As UNCTAD’s Trade and Development Report 1999 pointed out, IPRs protection has generated an outward flow of profits from developing to developed countries, in terms of payments for technology and licensing fees and royalties.
Oh said the patent system was not an appropriate reward system for knowledge relating to biological materials. ‘The patent system was designed to protect mechanical inventions, and makes the distinction between mere discoveries and inventions. It is clear that biological materials are naturally occurring and can only be discoveries, and not inventions.
‘Patents confer monopolies over patented subject matter. In the cases of seeds and plant varieties, patents on such biological materials will have serious implications for agriculture and food security in the developing countries. The monopoly over biological resources and knowledge essential for agriculture, medicinal and other uses may be misappropriated and vest in individuals and corporations.’
Oh added that from a scientific perspective, the distinctions made in Article 27.3(b) (for example, between plants and animals (which may be excluded from patentability) on the one hand, and microorganisms (which have to be covered by patentability) on the other) are artificial and were drafted with the aim of allowing and requiring microorganisms and microbiological processes to be patentable.

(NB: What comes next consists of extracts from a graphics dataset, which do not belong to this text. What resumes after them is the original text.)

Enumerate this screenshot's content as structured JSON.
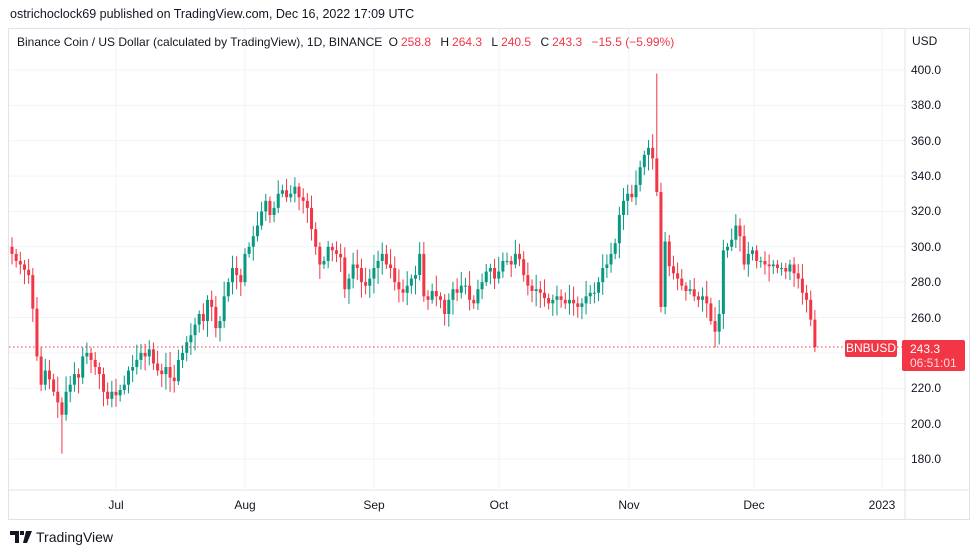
{
  "published": "ostrichoclock69 published on TradingView.com, Dec 16, 2022 17:09 UTC",
  "legend": {
    "title": "Binance Coin / US Dollar (calculated by TradingView), 1D, BINANCE",
    "o_label": "O",
    "o": "258.8",
    "h_label": "H",
    "h": "264.3",
    "l_label": "L",
    "l": "240.5",
    "c_label": "C",
    "c": "243.3",
    "change": "−15.5 (−5.99%)"
  },
  "currency": "USD",
  "symbol_tag": "BNBUSD",
  "last_price": "243.3",
  "countdown": "06:51:01",
  "brand": "TradingView",
  "colors": {
    "up": "#089981",
    "down": "#f23645",
    "grid": "#f0f3fa"
  },
  "chart_data": {
    "type": "candlestick",
    "title": "Binance Coin / US Dollar, 1D",
    "start_date": "2022-06-06",
    "interval": "1D",
    "first_open": 300,
    "close": [
      296,
      292,
      290,
      287,
      284,
      265,
      238,
      222,
      230,
      225,
      218,
      212,
      205,
      218,
      222,
      228,
      226,
      238,
      240,
      236,
      232,
      228,
      218,
      214,
      218,
      216,
      219,
      222,
      230,
      232,
      236,
      240,
      238,
      242,
      234,
      230,
      228,
      232,
      226,
      224,
      236,
      240,
      246,
      250,
      256,
      262,
      258,
      270,
      266,
      254,
      258,
      272,
      280,
      288,
      284,
      280,
      296,
      300,
      306,
      312,
      320,
      326,
      318,
      322,
      330,
      332,
      328,
      330,
      334,
      328,
      326,
      322,
      310,
      300,
      290,
      292,
      300,
      298,
      296,
      294,
      276,
      282,
      290,
      288,
      280,
      278,
      282,
      288,
      292,
      296,
      290,
      288,
      280,
      276,
      274,
      278,
      282,
      284,
      296,
      272,
      270,
      275,
      272,
      270,
      262,
      270,
      276,
      274,
      278,
      278,
      270,
      268,
      276,
      280,
      286,
      288,
      282,
      286,
      292,
      292,
      290,
      296,
      293,
      284,
      278,
      275,
      276,
      274,
      271,
      268,
      270,
      272,
      270,
      268,
      270,
      268,
      266,
      268,
      272,
      274,
      274,
      280,
      288,
      290,
      296,
      302,
      318,
      326,
      330,
      328,
      335,
      345,
      352,
      356,
      350,
      331,
      266,
      303,
      289,
      285,
      282,
      278,
      275,
      276,
      272,
      270,
      272,
      268,
      258,
      252,
      262,
      298,
      300,
      304,
      312,
      306,
      290,
      296,
      298,
      292,
      292,
      290,
      289,
      290,
      288,
      288,
      286,
      290,
      285,
      282,
      274,
      270,
      258.8,
      243.3
    ],
    "wick_overrides": [
      {
        "date": "2022-06-18",
        "low": 183
      },
      {
        "date": "2022-11-08",
        "high": 398
      },
      {
        "date": "2022-12-16",
        "high": 264.3,
        "low": 240.5
      }
    ],
    "ylim": [
      170,
      410
    ],
    "y_ticks": [
      "180.0",
      "200.0",
      "220.0",
      "240.0",
      "260.0",
      "280.0",
      "300.0",
      "320.0",
      "340.0",
      "360.0",
      "380.0",
      "400.0"
    ],
    "x_ticks": [
      "Jul",
      "Aug",
      "Sep",
      "Oct",
      "Nov",
      "Dec",
      "2023"
    ],
    "grid": true
  }
}
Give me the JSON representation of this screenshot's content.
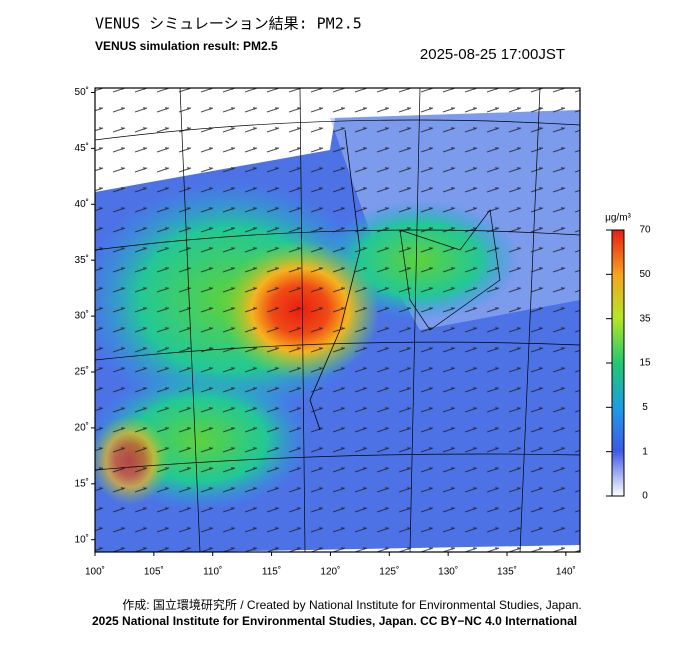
{
  "header": {
    "title_ja": "VENUS シミュレーション結果: PM2.5",
    "title_en": "VENUS simulation result: PM2.5",
    "timestamp": "2025-08-25 17:00JST"
  },
  "map": {
    "xlim": [
      100,
      141.2
    ],
    "ylim": [
      8.9,
      50.4
    ],
    "lon_ticks": [
      {
        "value": 100,
        "label": "100˚"
      },
      {
        "value": 105,
        "label": "105˚"
      },
      {
        "value": 110,
        "label": "110˚"
      },
      {
        "value": 115,
        "label": "115˚"
      },
      {
        "value": 120,
        "label": "120˚"
      },
      {
        "value": 125,
        "label": "125˚"
      },
      {
        "value": 130,
        "label": "130˚"
      },
      {
        "value": 135,
        "label": "135˚"
      },
      {
        "value": 140,
        "label": "140˚"
      }
    ],
    "lat_ticks": [
      {
        "value": 10,
        "label": "10˚"
      },
      {
        "value": 15,
        "label": "15˚"
      },
      {
        "value": 20,
        "label": "20˚"
      },
      {
        "value": 25,
        "label": "25˚"
      },
      {
        "value": 30,
        "label": "30˚"
      },
      {
        "value": 35,
        "label": "35˚"
      },
      {
        "value": 40,
        "label": "40˚"
      },
      {
        "value": 45,
        "label": "45˚"
      },
      {
        "value": 50,
        "label": "50˚"
      }
    ]
  },
  "colorbar": {
    "unit": "μg/m³",
    "ticks": [
      0,
      1,
      5,
      15,
      35,
      50,
      70
    ]
  },
  "footer": {
    "credit": "作成: 国立環境研究所 / Created by National Institute for Environmental Studies, Japan.",
    "license": "2025 National Institute for Environmental Studies, Japan. CC BY−NC 4.0 International"
  }
}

Quoting from reports made by scientists, Oh said: ‘Scientifically, no such distinctions can be drawn, and therefore, all living organisms and living processes cannot be patentable.’
She said that there are four categories of patents on life forms and processes which should be prohibited or banned. These are:
* patents based on bio-resources and knowledge of their use pirated from countries and indigenous communities, which do not satisfy the novelty or invention criteria;
* patents on discoveries, e.g., microorganisms, cell lines, genomes, genes (including human cell lines and human genomes and sequences), which are all naturally occurring;
* patents on transgenic techniques and constructs, and transgenic plants, animals and microorganisms (better known as genetically modified organisms); and
* patents on nuclear transplant cloning (for example, the techniques that produced Dolly the sheep).

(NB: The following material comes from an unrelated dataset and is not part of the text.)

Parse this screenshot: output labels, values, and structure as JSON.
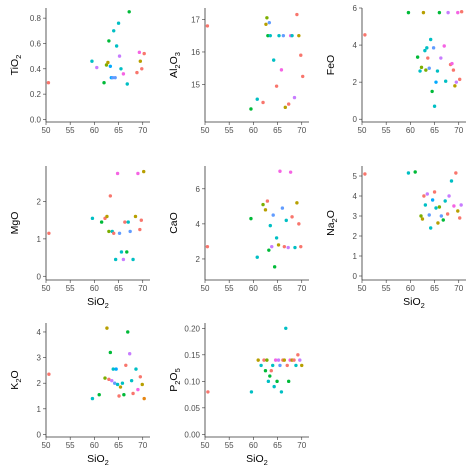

Oh said: ‘A system for rewards should be developed, but distorting the patent system only serves to attract controversy and rejection of the whole system.’
She added that at the WTO, the Africa Group of countries has already submitted a comprehensive proposal with the main point that ‘the review process should clarify that plants and animals as well as microorganisms and all other living organisms and their parts cannot be patented, and that natural processes that produce plants, animals and other living organisms should also not be patentable.’
The Africa Group had also proposed that the protection of plant varieties should allow for protection of the innovations of indigenous and local farming communities in developing countries.
At discussion time, Leo Palma of the Philippines Mission in Geneva said he subscribed to the view that there should be no patents on life forms. He asked how this principle should be brought forward.
A delegate from Trinidad and Tobago said it was important to work out the elements of an appropriate system of protection for plant varieties.
A delegate from the India Mission said it was useful to examine the patent application forms and procedures in developed countries, such as the United States. He proposed that in patent application forms a column be added to include the source of origin of biological materials. Before patents are granted, the source of origin, as well as evidence whether the knowledge had already been in use, should be looked at. This would help prevent patents being granted for products or knowledge that have already been in use in other parts of the world.